D-Wave社が商用展開を始め、Googleが「従来型のコンピュータより1億倍速い」と評価した量子コンピュータだが、「組み合わせ最適化問題」に特化したもので、従来コンピュータのような汎用性はない。特定の条件下で1億倍速くなる可能性があるということ。

それまで開発がすすめられていたのは、「量子ゲート」方式という従来のコンピュータに近い使い方ができる方式だったが、D-Wave社が研究しているのは「量子アニーリング」方式というもの。いくつかの量子ビットが相互にどのような影響を与えるか重みづけを行い、横磁場をかけ「0」と「1」が重なり合った状態にしながら、それぞれの量子ビットが「0」と「1」のどちらになりたがるか、どちらの状態がより低エネルギーであるかを見る方式。

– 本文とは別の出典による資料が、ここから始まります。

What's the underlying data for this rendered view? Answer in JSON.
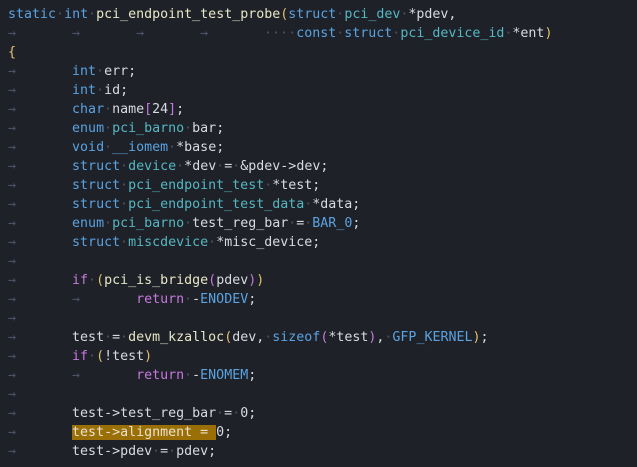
{
  "editor": {
    "lines": [
      [
        [
          "t-kw",
          "static"
        ],
        [
          "t-ws",
          "·"
        ],
        [
          "t-kw",
          "int"
        ],
        [
          "t-ws",
          "·"
        ],
        [
          "t-fn",
          "pci_endpoint_test_probe"
        ],
        [
          "t-paren",
          "("
        ],
        [
          "t-kw",
          "struct"
        ],
        [
          "t-ws",
          "·"
        ],
        [
          "t-ty",
          "pci_dev"
        ],
        [
          "t-ws",
          "·"
        ],
        [
          "t-op",
          "*"
        ],
        [
          "t-tx",
          "pdev,"
        ]
      ],
      [
        [
          "t-ws",
          "→       →       →       →       ····"
        ],
        [
          "t-kw",
          "const"
        ],
        [
          "t-ws",
          "·"
        ],
        [
          "t-kw",
          "struct"
        ],
        [
          "t-ws",
          "·"
        ],
        [
          "t-ty",
          "pci_device_id"
        ],
        [
          "t-ws",
          "·"
        ],
        [
          "t-op",
          "*"
        ],
        [
          "t-tx",
          "ent"
        ],
        [
          "t-paren",
          ")"
        ]
      ],
      [
        [
          "t-brace",
          "{"
        ]
      ],
      [
        [
          "t-ws",
          "→       "
        ],
        [
          "t-kw",
          "int"
        ],
        [
          "t-ws",
          "·"
        ],
        [
          "t-tx",
          "err;"
        ]
      ],
      [
        [
          "t-ws",
          "→       "
        ],
        [
          "t-kw",
          "int"
        ],
        [
          "t-ws",
          "·"
        ],
        [
          "t-tx",
          "id;"
        ]
      ],
      [
        [
          "t-ws",
          "→       "
        ],
        [
          "t-kw",
          "char"
        ],
        [
          "t-ws",
          "·"
        ],
        [
          "t-tx",
          "name"
        ],
        [
          "t-paren2",
          "["
        ],
        [
          "t-num",
          "24"
        ],
        [
          "t-paren2",
          "]"
        ],
        [
          "t-tx",
          ";"
        ]
      ],
      [
        [
          "t-ws",
          "→       "
        ],
        [
          "t-kw",
          "enum"
        ],
        [
          "t-ws",
          "·"
        ],
        [
          "t-ty",
          "pci_barno"
        ],
        [
          "t-ws",
          "·"
        ],
        [
          "t-tx",
          "bar;"
        ]
      ],
      [
        [
          "t-ws",
          "→       "
        ],
        [
          "t-kw",
          "void"
        ],
        [
          "t-ws",
          "·"
        ],
        [
          "t-kw",
          "__iomem"
        ],
        [
          "t-ws",
          "·"
        ],
        [
          "t-op",
          "*"
        ],
        [
          "t-tx",
          "base;"
        ]
      ],
      [
        [
          "t-ws",
          "→       "
        ],
        [
          "t-kw",
          "struct"
        ],
        [
          "t-ws",
          "·"
        ],
        [
          "t-ty",
          "device"
        ],
        [
          "t-ws",
          "·"
        ],
        [
          "t-op",
          "*"
        ],
        [
          "t-tx",
          "dev"
        ],
        [
          "t-ws",
          "·"
        ],
        [
          "t-op",
          "="
        ],
        [
          "t-ws",
          "·"
        ],
        [
          "t-op",
          "&"
        ],
        [
          "t-tx",
          "pdev->dev;"
        ]
      ],
      [
        [
          "t-ws",
          "→       "
        ],
        [
          "t-kw",
          "struct"
        ],
        [
          "t-ws",
          "·"
        ],
        [
          "t-ty",
          "pci_endpoint_test"
        ],
        [
          "t-ws",
          "·"
        ],
        [
          "t-op",
          "*"
        ],
        [
          "t-tx",
          "test;"
        ]
      ],
      [
        [
          "t-ws",
          "→       "
        ],
        [
          "t-kw",
          "struct"
        ],
        [
          "t-ws",
          "·"
        ],
        [
          "t-ty",
          "pci_endpoint_test_data"
        ],
        [
          "t-ws",
          "·"
        ],
        [
          "t-op",
          "*"
        ],
        [
          "t-tx",
          "data;"
        ]
      ],
      [
        [
          "t-ws",
          "→       "
        ],
        [
          "t-kw",
          "enum"
        ],
        [
          "t-ws",
          "·"
        ],
        [
          "t-ty",
          "pci_barno"
        ],
        [
          "t-ws",
          "·"
        ],
        [
          "t-tx",
          "test_reg_bar"
        ],
        [
          "t-ws",
          "·"
        ],
        [
          "t-op",
          "="
        ],
        [
          "t-ws",
          "·"
        ],
        [
          "t-const",
          "BAR_0"
        ],
        [
          "t-tx",
          ";"
        ]
      ],
      [
        [
          "t-ws",
          "→       "
        ],
        [
          "t-kw",
          "struct"
        ],
        [
          "t-ws",
          "·"
        ],
        [
          "t-ty",
          "miscdevice"
        ],
        [
          "t-ws",
          "·"
        ],
        [
          "t-op",
          "*"
        ],
        [
          "t-tx",
          "misc_device;"
        ]
      ],
      [
        [
          "t-ws",
          "→"
        ]
      ],
      [
        [
          "t-ws",
          "→       "
        ],
        [
          "t-kwc",
          "if"
        ],
        [
          "t-ws",
          "·"
        ],
        [
          "t-paren",
          "("
        ],
        [
          "t-fn",
          "pci_is_bridge"
        ],
        [
          "t-paren2",
          "("
        ],
        [
          "t-tx",
          "pdev"
        ],
        [
          "t-paren2",
          ")"
        ],
        [
          "t-paren",
          ")"
        ]
      ],
      [
        [
          "t-ws",
          "→       →       "
        ],
        [
          "t-kwc",
          "return"
        ],
        [
          "t-ws",
          "·"
        ],
        [
          "t-op",
          "-"
        ],
        [
          "t-const",
          "ENODEV"
        ],
        [
          "t-tx",
          ";"
        ]
      ],
      [
        [
          "t-ws",
          "→"
        ]
      ],
      [
        [
          "t-ws",
          "→       "
        ],
        [
          "t-tx",
          "test"
        ],
        [
          "t-ws",
          "·"
        ],
        [
          "t-op",
          "="
        ],
        [
          "t-ws",
          "·"
        ],
        [
          "t-fn",
          "devm_kzalloc"
        ],
        [
          "t-paren",
          "("
        ],
        [
          "t-tx",
          "dev,"
        ],
        [
          "t-ws",
          "·"
        ],
        [
          "t-kw",
          "sizeof"
        ],
        [
          "t-paren2",
          "("
        ],
        [
          "t-op",
          "*"
        ],
        [
          "t-tx",
          "test"
        ],
        [
          "t-paren2",
          ")"
        ],
        [
          "t-tx",
          ","
        ],
        [
          "t-ws",
          "·"
        ],
        [
          "t-const",
          "GFP_KERNEL"
        ],
        [
          "t-paren",
          ")"
        ],
        [
          "t-tx",
          ";"
        ]
      ],
      [
        [
          "t-ws",
          "→       "
        ],
        [
          "t-kwc",
          "if"
        ],
        [
          "t-ws",
          "·"
        ],
        [
          "t-paren",
          "("
        ],
        [
          "t-op",
          "!"
        ],
        [
          "t-tx",
          "test"
        ],
        [
          "t-paren",
          ")"
        ]
      ],
      [
        [
          "t-ws",
          "→       →       "
        ],
        [
          "t-kwc",
          "return"
        ],
        [
          "t-ws",
          "·"
        ],
        [
          "t-op",
          "-"
        ],
        [
          "t-const",
          "ENOMEM"
        ],
        [
          "t-tx",
          ";"
        ]
      ],
      [
        [
          "t-ws",
          "→"
        ]
      ],
      [
        [
          "t-ws",
          "→       "
        ],
        [
          "t-tx",
          "test->test_reg_bar"
        ],
        [
          "t-ws",
          "·"
        ],
        [
          "t-op",
          "="
        ],
        [
          "t-ws",
          "·"
        ],
        [
          "t-num",
          "0"
        ],
        [
          "t-tx",
          ";"
        ]
      ],
      [
        [
          "t-ws",
          "→       "
        ],
        [
          "t-hl",
          "test->alignment = "
        ],
        [
          "t-num",
          "0"
        ],
        [
          "t-tx",
          ";"
        ]
      ],
      [
        [
          "t-ws",
          "→       "
        ],
        [
          "t-tx",
          "test->pdev"
        ],
        [
          "t-ws",
          "·"
        ],
        [
          "t-op",
          "="
        ],
        [
          "t-ws",
          "·"
        ],
        [
          "t-tx",
          "pdev;"
        ]
      ],
      [
        [
          "t-ws",
          "→"
        ]
      ]
    ]
  }
}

「組み合わせ最適化問題」というのは、例えば「宅配便のドライバが複数ポイントをどのように回ると最も効率的か」というような問題。仮にポイントが15カ所だとすると1兆3000億通りのまわり方があり、総当たりの計算では相当のパワーを使う。これを「量子アニーリング」方式で解くと量子が安定する形に自然に落ち着くため、完全解ではなくても最適解に近いものが得られる。「アニーリング」とは「やきなまし」のことで熱を加えた金属が分子構成を安定させることで硬度を増す現象を元にした言葉だが、イメージとしては特定のパターンを持つ板の上で砂をふるい続けると模様が現れるようなものだろう。

 次に「量子アニーリング」方式の量子コンピュータが人工知能の発展にどのように寄与するかという話。人工知能を急速に発展させたのは機械学習だが、人工知能が学習する際に「様々な要素が結果に対してどのような影響を持つか」ということの関連付け「クラスタリング」を行うことが重要になる。これは「組合せ最適化問題」が各要素の重み付けが決まった状態から最適解を出すことのちょうど反対で、「数多くの結果をサンプリングすることで各要素がどのような重みを持っているか」を出すことにあたる。例えば、猫と犬を見分けるのに当たって、「目の形」、「耳の形」、「口と目の大きさの比率」などどの要素が大事で、各要素にどのような相関関係があるのか等を求めていくことになるのだろう。「組合せ最適化問題」に適した「漁師アニーリング」方式は逆方向で活用できるということになるだろう。

 また、量子力学のごく初歩的な説明や、基礎研究の大切さや、完全解が得られなくても実用化に踏み切る思い切りなど、科学者・研究者としての提言もされていた。

【感想・考察】

 量子コンピュータという説明の難易度が高い技術に対して、実にわかりやすい説明がされていた。自分の理解がどこまで正しいのか自信のないところもあるが、今実用化されている量子コンピュータがどのようなものなのか、概要イメージを掴むことはできた。「よく理解している人は分かりやすく説明することができる」ことの好例と言える本。